No epicentro de um furacão de excessos em Miami, vive Matty, um ator de sucesso interpretado por Matthew Modine em uma performance de pura eletricidade nervosa. A sua vida é um ciclo vertiginoso de festas, álcool e drogas, partilhada com a sua namorada, Annie, papel de uma magnética e imprevisível Béatrice Dalle. A relação dos dois é uma colisão de paixão e autodestruição, culminando numa noite particularmente brutal. Após uma discussão violenta, Matty mergulha de cabeça num apagão alimentado por substâncias, acordando no dia seguinte sem qualquer memória do que aconteceu. Annie desapareceu, e no lugar das recordações, existe apenas um vazio negro e assustador que começa a consumir a sua sanidade.
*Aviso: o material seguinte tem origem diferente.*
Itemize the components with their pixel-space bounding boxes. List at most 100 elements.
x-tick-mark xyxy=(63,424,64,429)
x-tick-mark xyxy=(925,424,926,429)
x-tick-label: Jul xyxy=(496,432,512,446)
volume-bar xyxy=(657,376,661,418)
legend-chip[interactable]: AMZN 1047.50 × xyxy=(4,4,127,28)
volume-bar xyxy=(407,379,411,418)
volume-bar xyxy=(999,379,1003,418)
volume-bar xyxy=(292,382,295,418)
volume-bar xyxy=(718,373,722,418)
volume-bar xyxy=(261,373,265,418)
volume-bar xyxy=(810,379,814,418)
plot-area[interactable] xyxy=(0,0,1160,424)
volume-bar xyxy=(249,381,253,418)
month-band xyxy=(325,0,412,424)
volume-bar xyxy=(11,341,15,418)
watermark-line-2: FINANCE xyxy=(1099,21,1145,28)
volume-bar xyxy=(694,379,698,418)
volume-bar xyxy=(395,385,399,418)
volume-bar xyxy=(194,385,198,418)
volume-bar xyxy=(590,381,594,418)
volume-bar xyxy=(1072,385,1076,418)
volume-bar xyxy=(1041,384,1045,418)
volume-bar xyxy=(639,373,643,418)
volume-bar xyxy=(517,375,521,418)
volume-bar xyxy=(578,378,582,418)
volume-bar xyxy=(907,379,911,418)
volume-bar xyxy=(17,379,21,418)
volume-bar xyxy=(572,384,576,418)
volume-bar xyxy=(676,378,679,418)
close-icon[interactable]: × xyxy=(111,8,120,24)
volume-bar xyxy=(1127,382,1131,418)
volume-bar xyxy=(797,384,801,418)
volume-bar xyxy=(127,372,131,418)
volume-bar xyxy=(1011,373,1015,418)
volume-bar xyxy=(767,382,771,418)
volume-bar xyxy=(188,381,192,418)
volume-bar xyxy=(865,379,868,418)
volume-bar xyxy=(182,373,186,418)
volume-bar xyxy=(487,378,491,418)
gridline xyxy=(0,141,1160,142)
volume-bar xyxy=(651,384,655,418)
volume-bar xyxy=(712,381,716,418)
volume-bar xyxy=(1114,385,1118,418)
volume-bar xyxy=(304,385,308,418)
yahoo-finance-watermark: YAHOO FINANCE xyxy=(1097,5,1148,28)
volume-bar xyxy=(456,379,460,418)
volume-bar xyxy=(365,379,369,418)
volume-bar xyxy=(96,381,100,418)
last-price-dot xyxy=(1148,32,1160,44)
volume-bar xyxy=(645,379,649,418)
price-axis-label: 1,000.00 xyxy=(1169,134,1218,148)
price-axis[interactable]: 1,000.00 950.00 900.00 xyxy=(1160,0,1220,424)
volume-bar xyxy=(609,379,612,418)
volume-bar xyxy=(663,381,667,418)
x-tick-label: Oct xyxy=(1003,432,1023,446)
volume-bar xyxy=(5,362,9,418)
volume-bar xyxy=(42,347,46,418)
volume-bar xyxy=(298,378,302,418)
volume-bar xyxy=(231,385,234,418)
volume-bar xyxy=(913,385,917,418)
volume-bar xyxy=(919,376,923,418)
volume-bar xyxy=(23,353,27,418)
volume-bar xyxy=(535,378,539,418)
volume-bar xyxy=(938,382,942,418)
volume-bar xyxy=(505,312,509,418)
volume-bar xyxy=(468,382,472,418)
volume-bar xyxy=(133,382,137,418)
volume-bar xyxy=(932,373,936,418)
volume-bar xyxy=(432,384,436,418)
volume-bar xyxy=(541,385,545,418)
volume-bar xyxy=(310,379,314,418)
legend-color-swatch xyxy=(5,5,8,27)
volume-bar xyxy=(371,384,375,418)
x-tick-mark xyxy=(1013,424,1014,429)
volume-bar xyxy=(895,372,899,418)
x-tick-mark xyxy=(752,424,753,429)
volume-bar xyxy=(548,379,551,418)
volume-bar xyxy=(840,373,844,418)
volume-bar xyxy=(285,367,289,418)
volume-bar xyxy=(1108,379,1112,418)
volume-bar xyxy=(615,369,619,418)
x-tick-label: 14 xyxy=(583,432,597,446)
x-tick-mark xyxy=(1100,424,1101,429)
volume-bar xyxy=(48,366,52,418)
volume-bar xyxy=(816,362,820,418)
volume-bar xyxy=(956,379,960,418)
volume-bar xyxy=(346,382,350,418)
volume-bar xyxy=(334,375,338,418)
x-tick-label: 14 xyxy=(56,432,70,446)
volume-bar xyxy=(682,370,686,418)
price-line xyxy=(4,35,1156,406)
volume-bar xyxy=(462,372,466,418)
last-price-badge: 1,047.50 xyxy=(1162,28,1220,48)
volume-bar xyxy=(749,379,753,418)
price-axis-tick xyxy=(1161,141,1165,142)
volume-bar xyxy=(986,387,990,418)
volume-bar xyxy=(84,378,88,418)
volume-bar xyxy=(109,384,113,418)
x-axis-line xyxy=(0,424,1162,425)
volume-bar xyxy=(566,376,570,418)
Um ano depois, o cenário é outro. Nova Iorque, uma tentativa de sobriedade e uma nova vida ao lado de uma jovem modelo, Susan, interpretada por Claudia Schiffer. Matty frequenta reuniões dos Alcoólicos Anónimos e tenta reconstruir uma normalidade que parece sempre frágil, assombrada pela ausência de respostas sobre aquela noite específica. A tranquilidade é uma fachada fina que se estilhaça com a notícia de que um antigo conhecido de Miami, Mickey, vivido por um Dennis Hopper no seu registo mais enigmático e paternalmente perigoso, pode ter uma gravação em vídeo dos eventos perdidos. A possibilidade de finalmente saber a verdade, por mais terrível que seja, torna-se uma obsessão que o puxa de volta para o sul da Flórida, para o mesmo ambiente decadente do qual tentou escapar.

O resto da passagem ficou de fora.